You got me... I'm shamelessly trying to draw attention to my cause. haha.

But you should check it out anyway?

-r


----------



## guide.jt (Jul 31, 2009)

why not just say" hey guys, i live in denver, im looking for some guys to set up a carpool with" the web sight looks like it took a lot of effort


----------



## RenoPowers (Apr 22, 2007)

guide.jt said:


> why not just say" hey guys, i live in denver, im looking for some guys to set up a carpool with" the web sight looks like it took a lot of effort


 
Two reasons I guess; 
a.) I don't live in Denver. 
2.) I'm not looking to set up a car-pool really.

The site wasn't a ton of effort. But that makes me feel good if it looks like it did. I'll take it as a compliment even though I don't think that's what you were saying.

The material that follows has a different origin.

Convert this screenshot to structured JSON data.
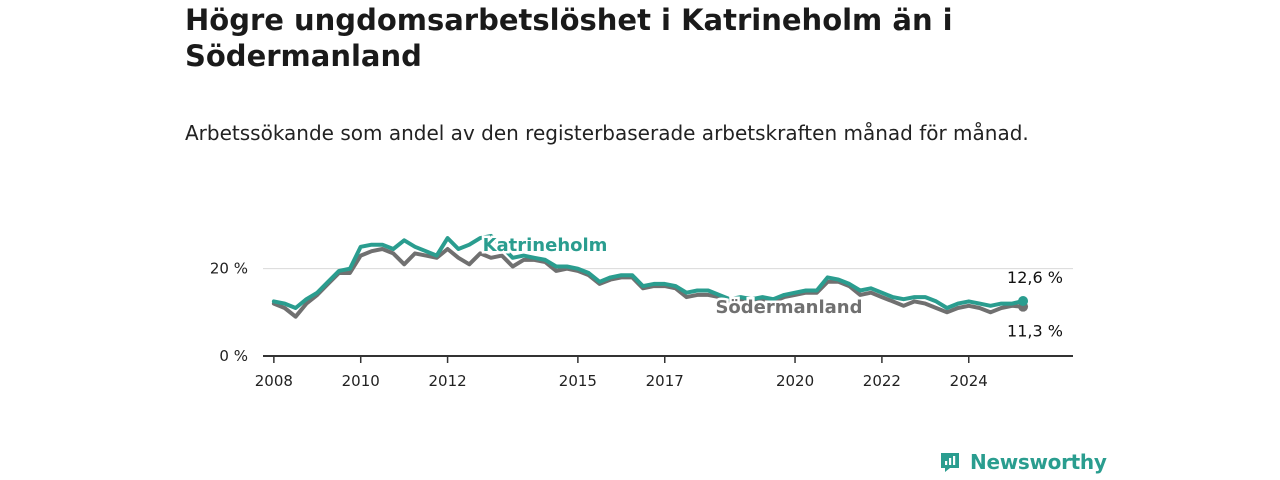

I'm actually going to try and do more with this thing. Truthfully, it started out as somewhat of a joke between some friends and I, starting a "team" and all. But the more I talked about some of the positives it could do, the more I felt like I should be doing them.
Nothing I have up there really expresses this shift in perspective, but I'm still working on the site and the message it send. For instance, while I thought my buddies catch phrase of "Shredding the snow, snorting the rails" was insanely funny, I don't think it really fits with something that's going to be used for good rather than evil...

It's evolving every day and hopefully if not this season, by next I'll have a solid foundation and a quality group of people on board.

-r


----------